Gothic delice (Nobody Owens 1/2)

L’étrange vie de Nobody Owens d’après Neil Gaiman, par P. Craig Russel

Un article de  : TORNADO

VO : Harper Collins

VF : Delcourt 

1ère publication le 29/07/15 – MAJ le 29/07/22 

Protection rapprochée chez les morts pour notre petit Nobody Owens bien en vie…

Protection rapprochée chez les morts pour notre petit Nobody Owens bien en vie… ©Delcourt

Ce premier tome (sur deux) intitulé L’Étrange Vie de Nobody Owens est l’adaptation sous forme de bande-dessinée du roman homonyme de Neil Gaiman (The Graveyard Book).

L’adaptation en elle-même a été réalisée par P. Craig Russell, un auteur de comics relativement connu pour ses adaptations, justement, mais surtout en ce qui concerne l’opéra (voir en VO The Ring of Nibelung ou The Magic Flute) !

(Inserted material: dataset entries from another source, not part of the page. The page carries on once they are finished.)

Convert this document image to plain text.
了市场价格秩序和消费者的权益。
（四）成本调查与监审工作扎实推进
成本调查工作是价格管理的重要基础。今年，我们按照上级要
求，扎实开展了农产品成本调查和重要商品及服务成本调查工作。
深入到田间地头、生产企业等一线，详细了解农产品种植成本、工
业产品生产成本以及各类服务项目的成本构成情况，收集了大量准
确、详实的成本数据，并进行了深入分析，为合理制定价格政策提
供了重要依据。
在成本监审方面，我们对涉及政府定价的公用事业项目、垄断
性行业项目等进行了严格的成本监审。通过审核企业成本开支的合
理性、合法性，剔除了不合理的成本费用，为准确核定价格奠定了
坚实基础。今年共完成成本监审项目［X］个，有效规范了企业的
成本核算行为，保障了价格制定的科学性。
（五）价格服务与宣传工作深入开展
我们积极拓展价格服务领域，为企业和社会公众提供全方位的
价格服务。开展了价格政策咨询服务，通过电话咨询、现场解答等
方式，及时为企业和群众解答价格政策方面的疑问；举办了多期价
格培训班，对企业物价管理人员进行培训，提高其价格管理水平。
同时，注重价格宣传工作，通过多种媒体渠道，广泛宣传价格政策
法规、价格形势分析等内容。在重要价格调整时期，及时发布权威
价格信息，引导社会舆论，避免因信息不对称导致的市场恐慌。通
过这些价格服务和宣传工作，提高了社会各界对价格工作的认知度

La mise en image a été réalisée par plusieurs dessinateurs prestigieux du monde des comics, respectivement Kevin Nowlan, Tony Harris, Scott Hampton et Jill Thompson. Et bien évidemment P. Craig Russell lui-même ! Ce premier album a été publié initialement en 2015 chez Delcourt et sera suivi du second tome en 2016…

Ça commence mal… (dessin de Kevin Nowlan)

Ça commence mal… (dessin de Kevin Nowlan) ©Delcourt

Le pitch : Une petite ville d’Angleterre. Un tueur assassine une famille pendant la nuit, alors que tout le monde dort. Mais le nourrisson, déjà dégourdi, escalade le berceau et s’enfuit dans la colline environnante. L’assassin le poursuit car, pour une raison inconnue, aucun membre de la famille ne doit survivre.
L’enfant échoue dans le vieux cimetière abandonné. Là, il est immédiatement découvert par les fantômes, qui décident de le protéger de la menace. Surnommé « Nobody » par ses parents d’outre-tombe, l’enfant sera ainsi élevé à l’intérieur du vieux cimetière, sous l’œil bienveillant du redoutable Silas, le vampire de ces lieux…
Pendant dix ans, « Bod » va grandir sous la protection des morts, qui lui prodiguent éducation, protection et nourriture. Ses aventures à l’intérieur du cimetière seront exceptionnelles, et finiront d’ailleurs par le rattacher au monde extérieur, et à la menace qui le guette depuis sa naissance…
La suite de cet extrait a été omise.